Atmospheric fates of SO2 at the gas–solid interface of iron oxyhydroxide (FeOOH) minerals: effects of crystal structure, oxalate coating and light irradiance

Abstract

Iron oxyhydroxide (FeOOH) is one of the most abundant atmospheric iron oxides. Considering their diverse emission features and reaction processes, airborne FeOOH minerals present distinct crystal structures and coating compositions. Nevertheless, little attention has been paid to the atmospheric fates of SO₂ over the gas–solid interface of FeOOH, let alone the impacts of sunlight and its irradiance. Herein, by employing in situ diffuse reflectance infrared Fourier transform spectroscopy (DRIFTS), the heterogeneous reaction of SO₂ was investigated on nanoscale FeOOH with different crystal structures, followed by a discussion on the effects of oxalate coating and light irradiance.
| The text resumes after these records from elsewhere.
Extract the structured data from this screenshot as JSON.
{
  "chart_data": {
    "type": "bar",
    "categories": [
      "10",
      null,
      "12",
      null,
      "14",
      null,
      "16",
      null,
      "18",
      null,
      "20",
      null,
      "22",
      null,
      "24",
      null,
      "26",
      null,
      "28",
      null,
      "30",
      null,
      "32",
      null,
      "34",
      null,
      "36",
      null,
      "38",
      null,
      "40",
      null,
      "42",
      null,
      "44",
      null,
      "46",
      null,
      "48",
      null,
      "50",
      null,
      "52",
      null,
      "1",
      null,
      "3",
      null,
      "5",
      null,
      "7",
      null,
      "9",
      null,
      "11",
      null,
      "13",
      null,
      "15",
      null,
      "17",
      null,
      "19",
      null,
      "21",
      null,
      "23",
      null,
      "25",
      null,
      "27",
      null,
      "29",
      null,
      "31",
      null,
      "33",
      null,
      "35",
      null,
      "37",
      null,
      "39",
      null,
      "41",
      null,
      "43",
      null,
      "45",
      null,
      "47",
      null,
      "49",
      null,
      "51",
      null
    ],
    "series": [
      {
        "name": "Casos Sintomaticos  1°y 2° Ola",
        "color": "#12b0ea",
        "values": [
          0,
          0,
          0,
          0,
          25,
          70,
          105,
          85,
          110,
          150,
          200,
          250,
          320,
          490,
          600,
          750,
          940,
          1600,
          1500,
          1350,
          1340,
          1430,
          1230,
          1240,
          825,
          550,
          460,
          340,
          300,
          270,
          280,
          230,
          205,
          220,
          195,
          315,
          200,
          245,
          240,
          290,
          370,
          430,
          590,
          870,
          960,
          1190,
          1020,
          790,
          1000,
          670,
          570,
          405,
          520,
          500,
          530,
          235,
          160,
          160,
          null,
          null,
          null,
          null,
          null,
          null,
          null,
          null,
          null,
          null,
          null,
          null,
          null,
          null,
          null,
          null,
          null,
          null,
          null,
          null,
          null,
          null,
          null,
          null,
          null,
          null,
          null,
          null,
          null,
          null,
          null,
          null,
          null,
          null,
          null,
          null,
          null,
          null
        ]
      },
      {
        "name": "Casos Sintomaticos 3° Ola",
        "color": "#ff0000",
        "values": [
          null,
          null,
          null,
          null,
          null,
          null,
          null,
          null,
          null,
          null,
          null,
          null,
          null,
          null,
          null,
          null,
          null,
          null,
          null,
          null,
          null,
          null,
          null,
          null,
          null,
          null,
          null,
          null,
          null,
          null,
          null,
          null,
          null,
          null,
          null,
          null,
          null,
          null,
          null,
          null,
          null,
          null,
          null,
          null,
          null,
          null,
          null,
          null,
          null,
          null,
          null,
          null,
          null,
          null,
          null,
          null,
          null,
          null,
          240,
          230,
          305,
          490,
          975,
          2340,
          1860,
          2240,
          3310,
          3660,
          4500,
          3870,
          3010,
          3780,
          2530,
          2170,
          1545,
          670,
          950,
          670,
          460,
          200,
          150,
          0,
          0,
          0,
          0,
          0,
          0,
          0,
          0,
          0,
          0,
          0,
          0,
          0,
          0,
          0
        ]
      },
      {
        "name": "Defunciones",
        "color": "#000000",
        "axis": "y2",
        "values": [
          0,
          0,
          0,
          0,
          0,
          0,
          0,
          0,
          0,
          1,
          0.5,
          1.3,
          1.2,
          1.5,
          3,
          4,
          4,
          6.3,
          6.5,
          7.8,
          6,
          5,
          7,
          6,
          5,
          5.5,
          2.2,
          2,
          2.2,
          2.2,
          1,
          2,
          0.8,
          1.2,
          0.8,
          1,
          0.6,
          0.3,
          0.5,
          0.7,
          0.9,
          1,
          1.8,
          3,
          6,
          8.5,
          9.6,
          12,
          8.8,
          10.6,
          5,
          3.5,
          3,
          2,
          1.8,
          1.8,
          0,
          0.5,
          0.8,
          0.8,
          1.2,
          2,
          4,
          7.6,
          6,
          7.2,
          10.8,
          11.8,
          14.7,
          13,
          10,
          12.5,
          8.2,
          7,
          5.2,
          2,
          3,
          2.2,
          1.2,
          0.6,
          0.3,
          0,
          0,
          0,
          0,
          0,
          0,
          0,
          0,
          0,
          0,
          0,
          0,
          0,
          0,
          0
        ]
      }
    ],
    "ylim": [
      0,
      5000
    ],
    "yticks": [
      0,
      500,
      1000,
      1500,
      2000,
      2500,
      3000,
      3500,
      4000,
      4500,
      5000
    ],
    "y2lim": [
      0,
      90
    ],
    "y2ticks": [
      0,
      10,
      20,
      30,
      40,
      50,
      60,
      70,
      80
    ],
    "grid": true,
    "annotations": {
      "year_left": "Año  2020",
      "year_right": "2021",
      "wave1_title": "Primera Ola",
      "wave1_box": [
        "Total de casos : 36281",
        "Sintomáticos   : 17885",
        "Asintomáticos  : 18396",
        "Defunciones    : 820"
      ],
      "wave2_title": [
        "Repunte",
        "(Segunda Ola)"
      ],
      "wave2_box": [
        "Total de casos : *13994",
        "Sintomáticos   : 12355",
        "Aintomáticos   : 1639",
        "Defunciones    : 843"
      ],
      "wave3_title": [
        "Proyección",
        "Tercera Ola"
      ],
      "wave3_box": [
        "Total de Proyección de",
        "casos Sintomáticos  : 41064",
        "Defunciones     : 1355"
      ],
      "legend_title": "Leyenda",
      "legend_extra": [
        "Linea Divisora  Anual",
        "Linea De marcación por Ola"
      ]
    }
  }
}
Results indicated that the heterogeneous uptake capacity varies with crystal structure (α-FeOOH > β-FeOOH > γ-FeOOH), probably due to the different structural properties of the exposed crystal structures. The presence of stimulated solar irradiation facilitates the conversion of SO₂ on β-FeOOH and γ-FeOOH, whereas it inhibits the heterogeneous uptake on α-FeOOH. The addition of 5 wt% oxalate was discovered to significantly increase the reactive uptake coefficients of irradiated α-FeOOH and β-FeOOH by a factor of 3 and 2, which can be explained by the complex nature of iron with oxalate. The kinetic synergism between oxalate and sunlight was, for the first time, investigated in the heterogeneous regime of sulfate formation. The heterogeneous reactivity of FeOOH is nonlinearly correlated to light intensity and the exact dependence varies with crystal structure. This study contributes to a better understanding of atmospherically relevant heterogeneous reactions and haze formation, thus promoting laboratory studies and model simulations concerning atmospheric chemistry.